Moreover, by nature of its regulation of LRRK2 activity, Rab29 is potentially implicated by association with aberrant LRRK2-related functions in PD, including defective ciliogenesis and centromere function, axonal/neurite morphology, Golgi and lysosomal homeostasis, etc., but the specific role of Rab29 in some of these LRRK2-related pathways may not yet be established in the published literature. As the discovery of the Rab29-LRRK2 axis was only recently described, many gaps in Rab29-mediated homeostasis and Parkinson's disease-associated pathogenic signaling remain to be explored. Research tools like the Rab29 Overexpression Mouse model will be instrumental in such studies.

The Rab29 Toolbox for PD Researchers

Taconic's launch of the PD-relevant Rab29 Overexpression Mouse is part of a growing collection of preclinical research tools in the Rab29 space. In addition to supporting the development of this Rab29 Overexpression Mouse now available at Taconic, MJFF — in partnership with Abcam Inc., and in collaboration with the Alessi Lab at the University of Dundee — also sponsored the generation and commercial distribution of custom-made rabbit monoclonal antibodies to detect total and phosphorylated versions of Rab proteins, including Rab29. These antibodies are available at Abcam and have been tested and validated in multiple applications (e.g., immunoprecipitation, immunoblotting, and immunocytochemistry) for detecting Rab protein expression in diverse cells and tissues28. Moreover, anti-Rab10 antibodies have been successfully deployed to detect total and phosphorylated Rab10 in human neutrophils29, tangibly demonstrating the conserved expression and function of LRRK2-relevant Rab proteins across mouse and human phylogeny and the tantalizing potential for development of relevant LRRK2-Rab biomarker assays. However, the assessment of pRab29 in human leukocytes has not yet been reported in the published literature.

Prospective Rab29 Research — Role in PD Novel Diagnostics and Therapies

Notably, LRRK2 kinase activity is aberrantly increased in dopamine neurons in postmortem human brain tissue from idiopathic PD cases30. This further supports the notion that LRRK2 kinase inhibitors and potentially inhibitors of Rab29 (due to its role in regulation of LRRK2 activity) may be useful therapeutics for idiopathic PD patients as well as PD patients harboring pathogenic LRRK2 mutations.

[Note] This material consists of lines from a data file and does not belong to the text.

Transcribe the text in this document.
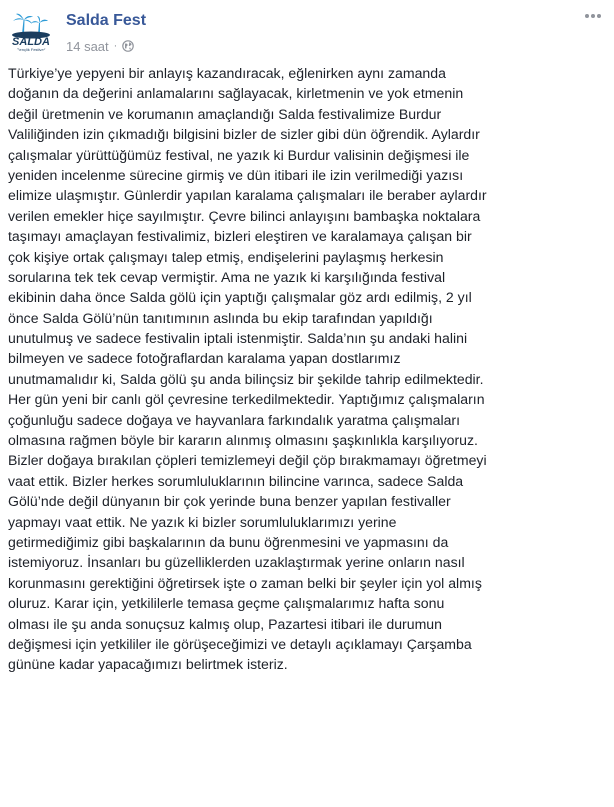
SALDA
Gençlik Festivali
Salda Fest
14 saat ·
Türkiye’ye yepyeni bir anlayış kazandıracak, eğlenirken aynı zamanda
doğanın da değerini anlamalarını sağlayacak, kirletmenin ve yok etmenin
değil üretmenin ve korumanın amaçlandığı Salda festivalimize Burdur
Valiliğinden izin çıkmadığı bilgisini bizler de sizler gibi dün öğrendik. Aylardır
çalışmalar yürüttüğümüz festival, ne yazık ki Burdur valisinin değişmesi ile
yeniden incelenme sürecine girmiş ve dün itibari ile izin verilmediği yazısı
elimize ulaşmıştır. Günlerdir yapılan karalama çalışmaları ile beraber aylardır
verilen emekler hiçe sayılmıştır. Çevre bilinci anlayışını bambaşka noktalara
taşımayı amaçlayan festivalimiz, bizleri eleştiren ve karalamaya çalışan bir
çok kişiye ortak çalışmayı talep etmiş, endişelerini paylaşmış herkesin
sorularına tek tek cevap vermiştir. Ama ne yazık ki karşılığında festival
ekibinin daha önce Salda gölü için yaptığı çalışmalar göz ardı edilmiş, 2 yıl
önce Salda Gölü’nün tanıtımının aslında bu ekip tarafından yapıldığı
unutulmuş ve sadece festivalin iptali istenmiştir. Salda’nın şu andaki halini
bilmeyen ve sadece fotoğraflardan karalama yapan dostlarımız
unutmamalıdır ki, Salda gölü şu anda bilinçsiz bir şekilde tahrip edilmektedir.
Her gün yeni bir canlı göl çevresine terkedilmektedir. Yaptığımız çalışmaların
çoğunluğu sadece doğaya ve hayvanlara farkındalık yaratma çalışmaları
olmasına rağmen böyle bir kararın alınmış olmasını şaşkınlıkla karşılıyoruz.
Bizler doğaya bırakılan çöpleri temizlemeyi değil çöp bırakmamayı öğretmeyi
vaat ettik. Bizler herkes sorumluluklarının bilincine varınca, sadece Salda
Gölü’nde değil dünyanın bir çok yerinde buna benzer yapılan festivaller
yapmayı vaat ettik. Ne yazık ki bizler sorumluluklarımızı yerine
getirmediğimiz gibi başkalarının da bunu öğrenmesini ve yapmasını da
istemiyoruz. İnsanları bu güzelliklerden uzaklaştırmak yerine onların nasıl
korunmasını gerektiğini öğretirsek işte o zaman belki bir şeyler için yol almış
oluruz. Karar için, yetkililerle temasa geçme çalışmalarımız hafta sonu
olması ile şu anda sonuçsuz kalmış olup, Pazartesi itibari ile durumun
değişmesi için yetkililer ile görüşeceğimizi ve detaylı açıklamayı Çarşamba
gününe kadar yapacağımızı belirtmek isteriz.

Collectively, LRRK2-related Rab signaling is an exciting and emerging new direction in Parkinson's disease research and therapeutic development. Early stage clinical trials testing LRRK2 kinase inhibitors in PD patients are already underway. Further understanding of Rab29-regulated LRRK2 kinase activation in clinically relevant paradigms will likely be instrumental in accelerating drug and biomarker discovery for PD; in addition to providing insight into LRRK2-mediated pathology in PD, Rab29-mediated LRRK2 signaling may also be amenable for leverage as a diagnostic biomarker or for therapeutic engagement in LRRK2 mutation-driven or idiopathic versions of PD.

Rab29 is a very new player in the PD landscape and much remains to be studied in this nacent sub-field. Taconic's Rab29 Overexpression Mouse model is a new and important tool in the toolbox for this emerging area of Parkinson's disease research.

Additional PD-relevant models available

MJFF has sponsored other Parkinson's disease-related animal models that are available at Taconic, including BAC transgenic rats expressing mutant versions of alpha-synuclein or LRRK2, rat TH-GFP reporter models, and a knock-in mouse model for human LRRK2. Taconic Biosciences has information on Parkinson's disease models within the neuroscience portfolio.